First some economic basics: In a free market there are no corporations; corporations are creations of the state. Only government can intervene and declare a business owner not responsible for his actions in the market, and instead declare an artificial person dubbed a 'corporation' to be responsible. Further, because corporations are creations of the state, they are just as bureaucratic and inefficient as their parent to whom they often go running to for protection from competition in the form of regulations, subsidies and somtimes bailouts. Lastly, corporatization is not privatization. No one is talking about placing vouchers into the hands of inmate consumers to choose his/her prison provision from a variety of prison providers, nor is it likely that it will ever happen.
Prison provision, regulations and funding are the remit of government.
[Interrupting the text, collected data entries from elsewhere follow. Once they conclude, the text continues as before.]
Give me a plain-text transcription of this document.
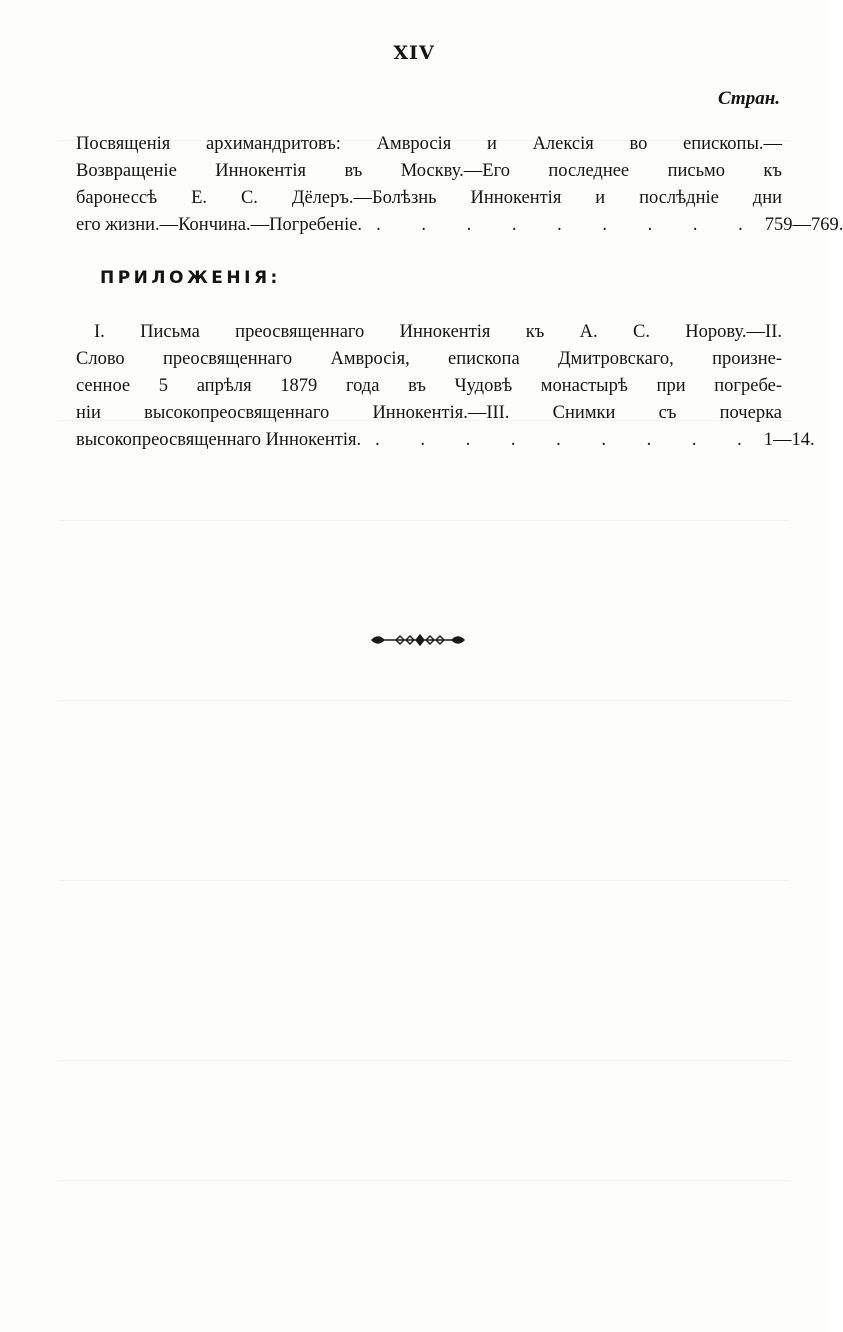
XIV
Стран.
Посвященія архимандритовъ: Амвросія и Алексія во епископы.—
Возвращеніе Иннокентія въ Москву.—Его последнее письмо къ
баронессѣ Е. С. Дёлеръ.—Болѣзнь Иннокентія и послѣдніе дни
его жизни.—Кончина.—Погребеніе. . . . . . . . . . 759—769.
ПРИЛОЖЕНІЯ:
I. Письма преосвященнаго Иннокентія къ А. С. Норову.—II.
Слово преосвященнаго Амвросія, епископа Дмитровскаго, произне-
сенное 5 апрѣля 1879 года въ Чудовѣ монастырѣ при погребе-
ніи высокопреосвященнаго Иннокентія.—III. Снимки съ почерка
высокопреосвященнаго Иннокентія. . . . . . . . . . 1—14.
It doesn't take a libertarian to see that the provision of prisons anywhere has never been in a market situation. Despite market rhetoric to the contrary, the analogy to free enterprise is false; the inmate is not a consumer. Privatization is being used as a ploy to corporatize prisons and their services, with the hidden aim of permitting some tax dollars to find their way into the pockets of corporation owners. Mr. Gittler is correct to note "In fact, it may cost more", not because the State will need more inspectors but because the corporations will need more subsidies to fund their inherently inefficient operations.